I’ve talked about Nozbe before, which I’ve used and loved for years. It allows me to arrange some of my dreams/goals into projects, and also create recurring habits (such as “meditate every day”).

This means that, as long as I’m checking my to-do list on a daily basis, habits I’d like to incorporate pop up on my daily list – no mental energy required to remember to do something. I like to review the secondary list weekly, in order to look over some things that might not neatly fit into my to-do list, but this process takes away most of the ambiguity around my goals. I see them every day; I know if I’m moving toward them, or not.

I want to restate that this is not a bucket list – at least not in the conventional way bucket lists are used (and ignored). This is a list of things I‌ really want to do, but things that I might not do without some long-term consideration and a little bit of planning.

For example, I want to meditate every day for an entire year. I‌ find the idea of creating a 365-day streak inspiring (and intimidating). At the end of it, I’ll have a well-established habit of meditation, which is great, but I’ll also have the experience of having meditated every day for a year – also great. Or maybe after a year I’ll say, “that was fun but I’m done with this meditation thing”. That’s fine too – it’s all part of the learning experience.

A long-term goal that I‌ wouldn’t be able to achieve without careful planning is getting a licentiate diploma in piano performance.
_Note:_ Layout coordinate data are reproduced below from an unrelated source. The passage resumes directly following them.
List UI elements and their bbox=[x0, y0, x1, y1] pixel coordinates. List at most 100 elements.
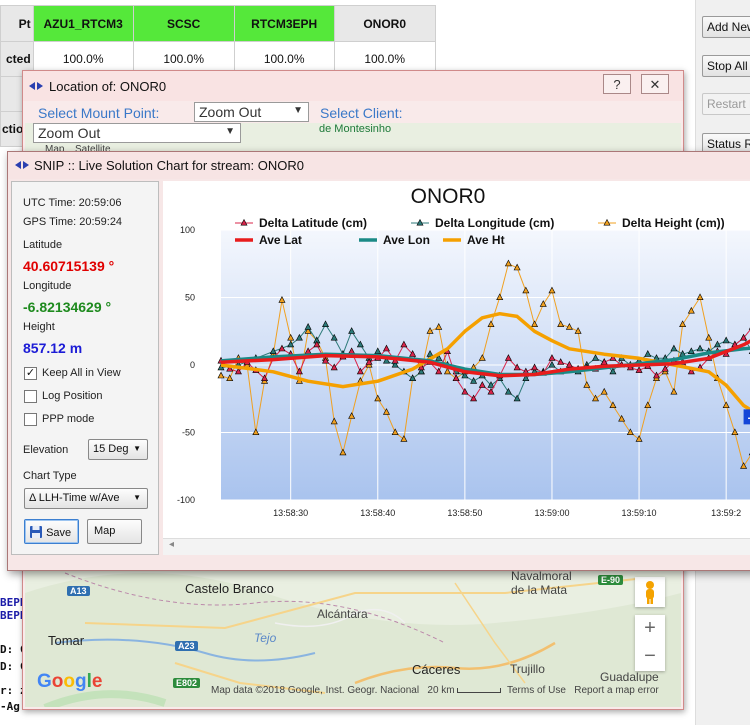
x-tick-label: 13:59:2 bbox=[711, 508, 741, 518]
ppp-mode-checkbox[interactable] bbox=[24, 413, 37, 426]
map-place-label: Cáceres bbox=[412, 662, 461, 677]
snip-logo-icon bbox=[15, 159, 31, 171]
select-client-label: Select Client: bbox=[320, 105, 403, 121]
legend-label: Ave Lon bbox=[383, 233, 430, 247]
keep-all-in-view-label: Keep All in View bbox=[42, 367, 121, 379]
legend-marker bbox=[603, 218, 611, 226]
x-tick-label: 13:58:30 bbox=[273, 508, 308, 518]
chart-horizontal-scrollbar[interactable]: ◂ bbox=[163, 538, 750, 555]
y-tick-label: 0 bbox=[190, 360, 195, 370]
elevation-select[interactable]: 15 Deg ▼ bbox=[88, 439, 148, 460]
add-new-button[interactable]: Add New bbox=[702, 16, 750, 38]
stop-all-button[interactable]: Stop All S bbox=[702, 55, 750, 77]
select-value: Δ LLH-Time w/Ave bbox=[29, 492, 120, 504]
map-place-label: Tomar bbox=[48, 633, 85, 648]
road-badge: A13 bbox=[67, 586, 90, 596]
select-value: 15 Deg bbox=[93, 443, 129, 455]
title-bar[interactable]: SNIP :: Live Solution Chart for stream: … bbox=[8, 152, 750, 179]
scale-bar-icon bbox=[457, 687, 502, 693]
longitude-value: -6.82134629 ° bbox=[23, 299, 112, 315]
y-tick-label: 100 bbox=[180, 225, 195, 235]
river-label: Tejo bbox=[254, 631, 277, 645]
solution-info-panel: UTC Time: 20:59:06 GPS Time: 20:59:24 La… bbox=[11, 181, 159, 555]
window-title: SNIP :: Live Solution Chart for stream: … bbox=[34, 158, 304, 173]
height-value: 857.12 m bbox=[23, 340, 83, 356]
save-button[interactable]: Save bbox=[24, 519, 79, 544]
terms-link[interactable]: Terms of Use bbox=[507, 685, 566, 696]
road-badge: E-90 bbox=[598, 575, 624, 585]
map-place-label: de Montesinho bbox=[319, 123, 392, 135]
y-tick-label: 50 bbox=[185, 293, 195, 303]
log-position-checkbox[interactable] bbox=[24, 390, 37, 403]
window-title: Location of: ONOR0 bbox=[49, 79, 167, 94]
select-value: Zoom Out bbox=[199, 104, 262, 120]
x-tick-label: 13:59:00 bbox=[534, 508, 569, 518]
floppy-disk-icon bbox=[30, 526, 42, 538]
legend-marker bbox=[240, 218, 248, 226]
dropdown-arrow-icon: ▼ bbox=[225, 126, 235, 137]
map-scale-label: 20 km bbox=[427, 685, 455, 696]
map-place-label: Castelo Branco bbox=[185, 581, 274, 596]
utc-time: UTC Time: 20:59:06 bbox=[23, 197, 122, 209]
help-button[interactable]: ? bbox=[603, 74, 631, 94]
snip-logo-icon bbox=[29, 80, 45, 92]
map-attribution-bar: Map data ©2018 Google, Inst. Geogr. Naci… bbox=[211, 685, 659, 696]
latitude-label: Latitude bbox=[23, 239, 63, 251]
ppp-mode-label: PPP mode bbox=[42, 413, 95, 425]
zoom-in-button[interactable]: + bbox=[635, 615, 665, 643]
zoom-out-button[interactable]: − bbox=[635, 643, 665, 671]
legend-label: Delta Height (cm)) bbox=[622, 216, 725, 230]
title-bar[interactable]: Location of: ONOR0 ? ✕ bbox=[23, 71, 683, 101]
map-zoom-control: + − bbox=[635, 615, 665, 671]
google-logo: Google bbox=[37, 671, 103, 692]
dropdown-arrow-icon: ▼ bbox=[133, 444, 141, 453]
map-button[interactable]: Map bbox=[87, 519, 142, 544]
save-button-label: Save bbox=[46, 527, 72, 539]
x-tick-label: 13:58:50 bbox=[447, 508, 482, 518]
latitude-value: 40.60715139 ° bbox=[23, 258, 115, 274]
close-button[interactable]: ✕ bbox=[641, 74, 669, 94]
keep-all-in-view-checkbox[interactable]: ✓ bbox=[24, 367, 37, 380]
table-header[interactable]: SCSC bbox=[132, 5, 235, 42]
log-line: -Ag bbox=[0, 700, 20, 713]
y-tick-label: -100 bbox=[177, 495, 195, 505]
legend-label: Delta Latitude (cm) bbox=[259, 216, 367, 230]
street-view-pegman-icon[interactable] bbox=[635, 577, 665, 607]
chart-svg: 100 50 0 -50 -100 13:58:30 13:58:40 13:58:50 13:… bbox=[177, 185, 750, 518]
longitude-label: Longitude bbox=[23, 280, 72, 292]
table-header[interactable]: ONOR0 bbox=[333, 5, 436, 42]
dropdown-arrow-icon: ▼ bbox=[133, 493, 141, 502]
elevation-label: Elevation bbox=[23, 444, 69, 456]
map-attribution: Map data ©2018 Google, Inst. Geogr. Naci… bbox=[211, 685, 420, 696]
gps-time: GPS Time: 20:59:24 bbox=[23, 216, 123, 228]
x-tick-label: 13:59:10 bbox=[622, 508, 657, 518]
report-error-link[interactable]: Report a map error bbox=[574, 685, 658, 696]
map-place-label: Guadalupe bbox=[600, 670, 659, 684]
dropdown-arrow-icon: ▼ bbox=[293, 105, 303, 116]
checkmark-icon: ✓ bbox=[25, 367, 36, 379]
map-place-label: Alcántara bbox=[317, 607, 368, 621]
live-solution-chart[interactable]: 100 50 0 -50 -100 13:58:30 13:58:40 13:58:50 13:… bbox=[163, 181, 750, 555]
chart-type-label: Chart Type bbox=[23, 470, 77, 482]
select-mount-point-label: Select Mount Point: bbox=[38, 105, 160, 121]
map-place-label: Trujillo bbox=[510, 662, 545, 676]
legend-marker bbox=[416, 218, 424, 226]
client-zoom-select[interactable]: Zoom Out ▼ bbox=[33, 123, 241, 143]
live-solution-chart-window: SNIP :: Live Solution Chart for stream: … bbox=[7, 151, 750, 571]
chart-title: ONOR0 bbox=[411, 185, 486, 208]
legend-label: Delta Longitude (cm) bbox=[435, 216, 554, 230]
road-badge: A23 bbox=[175, 641, 198, 651]
height-label: Height bbox=[23, 321, 55, 333]
road-badge: E802 bbox=[173, 678, 201, 688]
legend-label: Ave Ht bbox=[467, 233, 505, 247]
table-header[interactable]: RTCM3EPH bbox=[233, 5, 335, 42]
select-value: Zoom Out bbox=[38, 125, 101, 141]
x-tick-label: 13:58:40 bbox=[360, 508, 395, 518]
chart-type-select[interactable]: Δ LLH-Time w/Ave ▼ bbox=[24, 488, 148, 509]
mount-point-zoom-select[interactable]: Zoom Out ▼ bbox=[194, 102, 309, 122]
restart-button[interactable]: Restart Pe bbox=[702, 93, 750, 115]
y-tick-label: -50 bbox=[182, 428, 195, 438]
table-header[interactable]: AZU1_RTCM3 bbox=[32, 5, 134, 42]
legend-label: Ave Lat bbox=[259, 233, 302, 247]
map-place-label: Navalmoral de la Mata bbox=[511, 569, 572, 597]
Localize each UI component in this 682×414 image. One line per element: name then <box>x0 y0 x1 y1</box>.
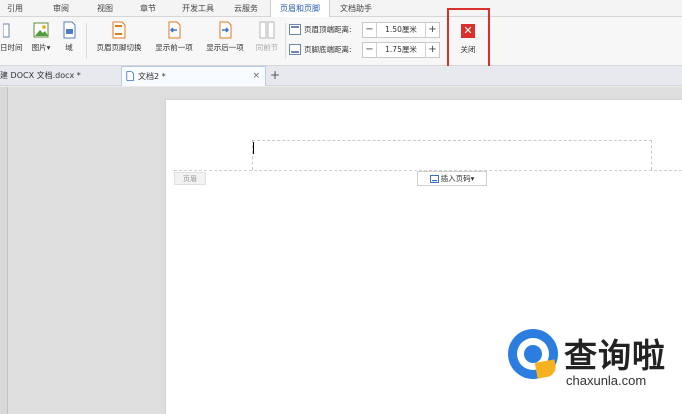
new-tab-button[interactable]: + <box>270 68 280 82</box>
same-as-previous-icon <box>259 21 275 39</box>
tab-developer[interactable]: 开发工具 <box>176 0 220 17</box>
logo-core <box>524 345 542 363</box>
date-time-label: 日时间 <box>0 43 23 52</box>
tab-references[interactable]: 引用 <box>0 0 30 17</box>
field-label: 域 <box>65 43 73 52</box>
next-icon <box>219 21 232 39</box>
show-previous-button[interactable]: 显示前一项 <box>151 20 197 62</box>
tab-doc-assistant[interactable]: 文档助手 <box>334 0 378 17</box>
header-top-decrease-button[interactable]: − <box>363 23 377 37</box>
footer-bottom-input[interactable]: 1.75厘米 <box>378 43 424 57</box>
chevron-down-icon: ▾ <box>470 174 475 183</box>
show-previous-label: 显示前一项 <box>155 43 193 52</box>
close-tab-icon[interactable]: × <box>252 67 260 86</box>
calendar-icon <box>3 23 10 38</box>
chevron-down-icon: ▾ <box>46 43 51 52</box>
tab-header-footer[interactable]: 页眉和页脚 <box>270 0 330 18</box>
header-footer-switch-icon <box>112 21 126 39</box>
watermark-logo: 查询啦 chaxunla.com <box>508 325 680 397</box>
field-button[interactable]: 域 <box>59 20 79 62</box>
header-top-label: 页眉顶端距离: <box>304 25 352 34</box>
header-tag: 页眉 <box>174 172 206 185</box>
text-cursor <box>253 142 254 154</box>
header-top-spinner: − 1.50厘米 + <box>362 22 440 38</box>
insert-page-number-button[interactable]: 插入页码▾ <box>417 171 487 186</box>
previous-icon <box>168 21 181 39</box>
watermark-text-cn: 查询啦 <box>564 336 666 375</box>
footer-distance-icon <box>289 44 301 55</box>
date-time-button[interactable]: 日时间 <box>0 20 23 62</box>
left-panel-strip <box>0 87 8 414</box>
show-next-button[interactable]: 显示后一项 <box>202 20 248 62</box>
tab-chapter[interactable]: 章节 <box>133 0 163 17</box>
ribbon-tab-bar: 引用 审阅 视图 章节 开发工具 云服务 页眉和页脚 文档助手 <box>0 0 682 18</box>
same-as-previous-label: 同前节 <box>255 43 279 52</box>
header-top-increase-button[interactable]: + <box>425 23 439 37</box>
close-header-footer-button[interactable]: ✕ 关闭 <box>453 24 483 55</box>
picture-icon <box>33 22 49 38</box>
footer-bottom-decrease-button[interactable]: − <box>363 43 377 57</box>
page-number-icon <box>429 175 439 183</box>
picture-label: 图片▾ <box>31 43 51 52</box>
close-icon: ✕ <box>461 24 475 38</box>
logo-tail <box>534 359 558 379</box>
doc-tab-docx[interactable]: 建 DOCX 文档.docx * <box>0 66 120 86</box>
toolbar-divider <box>86 23 87 59</box>
doc-tab-label: 建 DOCX 文档.docx * <box>0 71 81 80</box>
show-next-label: 显示后一项 <box>206 43 244 52</box>
doc-tab-document2[interactable]: 文档2 * × <box>121 66 266 86</box>
field-icon <box>63 21 76 39</box>
switch-header-footer-button[interactable]: 页眉页脚切换 <box>92 20 146 62</box>
toolbar-divider <box>285 23 286 59</box>
insert-page-number-label: 插入页码 <box>440 174 471 183</box>
header-top-input[interactable]: 1.50厘米 <box>378 23 424 37</box>
footer-bottom-increase-button[interactable]: + <box>425 43 439 57</box>
document-icon <box>126 71 134 81</box>
same-as-previous-button[interactable]: 同前节 <box>253 20 281 62</box>
header-edit-area[interactable] <box>252 140 652 170</box>
tab-view[interactable]: 视图 <box>90 0 120 17</box>
document-tab-bar: 建 DOCX 文档.docx * 文档2 * × <box>0 66 682 86</box>
doc-tab-label: 文档2 * <box>138 72 166 81</box>
close-label: 关闭 <box>460 45 476 54</box>
watermark-text-en: chaxunla.com <box>566 373 647 388</box>
footer-bottom-label: 页脚底端距离: <box>304 45 352 54</box>
footer-bottom-spinner: − 1.75厘米 + <box>362 42 440 58</box>
header-distance-icon <box>289 24 301 35</box>
picture-button[interactable]: 图片▾ <box>27 20 55 62</box>
ribbon-toolbar: 日时间 图片▾ 域 页眉页脚切换 显示前一项 显示后一项 同前节 页眉顶端距离:… <box>0 17 682 66</box>
tab-cloud-service[interactable]: 云服务 <box>228 0 264 17</box>
tab-review[interactable]: 审阅 <box>46 0 76 17</box>
switch-header-footer-label: 页眉页脚切换 <box>96 43 142 52</box>
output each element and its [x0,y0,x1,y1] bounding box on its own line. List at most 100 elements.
I am a long, long ways away from that point. But I‌ like to keep it on my radar, and take tiny steps in that direction in the meantime. Maybe I‌ don’t get there for another 30 years – that’s fine. But I’d like to keep it in my head, and move toward it slowly but surely.

This process has been enormously helpful to me both times I’ve gone through it, and highly encourage you to do the same if you have a feeling of fuzziness, a feeling that you’re aimlessly drifting. It’s challenging, but it’s also quite fun – and what’s more important than that?